Progress for EVs and their charging infrastructure is great news for cities. Smarter, cleaner transportation systems reduce emissions in traffic-congested urban centers and could provide a clean, distributed source of peak power by tying EVs to the grid.
3. Solar after dark: storage shines
Typically, solar electric systems produce power only during daylight hours. But 2013 wasn't a typical year. A host of energy storage projects completed and initiated in 2013 could have lasting impacts on new energy systems and next-generation buildings.
In the Southwest, two new large-scale solar projects are showing one approach to enable solar electricity after dark. In Arizona, Abengoa's 280 MW Solana Generating Station came on line in October, providing up to six hours of power after the sun goes down by storing concentrated solar radiation in molten-salt tanks. In neighboring Nevada, SolarReserve, Santander and ACS Cobra Group say they are set to begin commissioning their 110 MW Crescent Dunes Solar Energy Project in Tonopah, which provides 10 hours of molten-salt storage.
While the future of such massive central station solar plants is uncertain, advocates argue that large- to mid-sized storage projects will become necessary as more intermittent solar and wind resources are added to electricity grids in coming years. In Japan, where PV grew at a record pace in 2013, numerous storage projects got under way, such as Toshiba Corp's recently announced 40 MW lithium-ion battery project in Tohoku. The project is aimed at relieving frequency fluctuations caused by variable solar power. California's new energy storage mandate also seeks to support primarily large- to mid-sized projects.
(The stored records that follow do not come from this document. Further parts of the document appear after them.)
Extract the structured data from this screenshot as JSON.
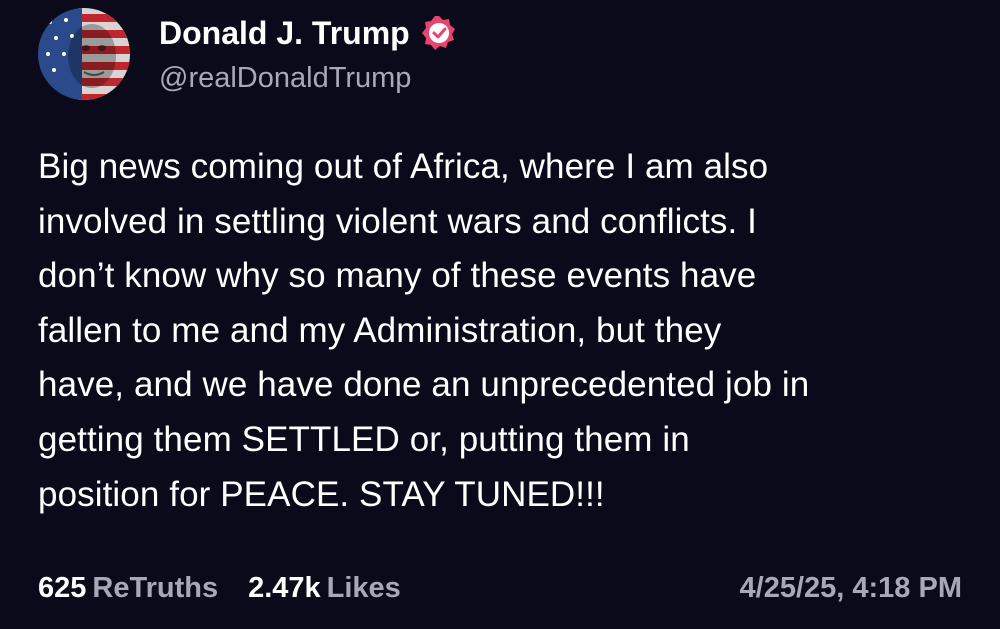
{
  "author": {
    "display_name": "Donald J. Trump",
    "handle": "@realDonaldTrump",
    "verified_icon": "verified-badge-icon",
    "avatar_icon": "avatar-flag-face"
  },
  "post": {
    "text": "Big news coming out of Africa, where I am also\ninvolved in settling violent wars and conflicts. I\ndon’t know why so many of these events have\nfallen to me and my Administration, but they\nhave, and we have done an unprecedented job in\ngetting them SETTLED or, putting them in\nposition for PEACE. STAY TUNED!!!"
  },
  "stats": {
    "retruths_count": "625",
    "retruths_label": "ReTruths",
    "likes_count": "2.47k",
    "likes_label": "Likes",
    "timestamp": "4/25/25, 4:18 PM"
  },
  "colors": {
    "background": "#0b0a1a",
    "text": "#ffffff",
    "muted": "#a9a8b8",
    "verified": "#e5456f"
  }
}
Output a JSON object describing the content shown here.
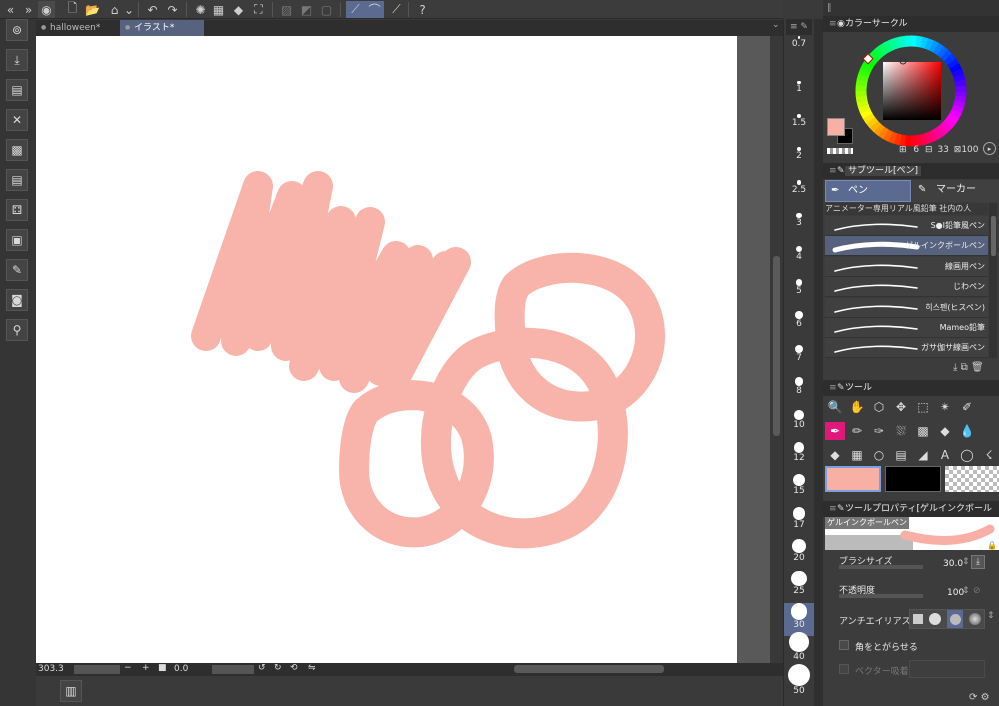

However, a more distributed vision of energy storage also advanced in 2013. In an elegant example of systems thinking (and action), Maryland's commercial microgrid combines distributed PV, battery storage, EV charging stations and LED parking lot lighting. And in California, SolarCity launched its DemandLogic service, which stores the output of rooftop PV panels in lithium-ion batteries made by Tesla Motors.
Whether large, medium or small in scale, storage was a major sustainable energy trend this year — one that appears to be just scratching the surface.
According to Navigant Research, while the annual global market for solar and wind energy storage systems was less than $150 million in 2013, it could grow to more than $10 billion over the next decade.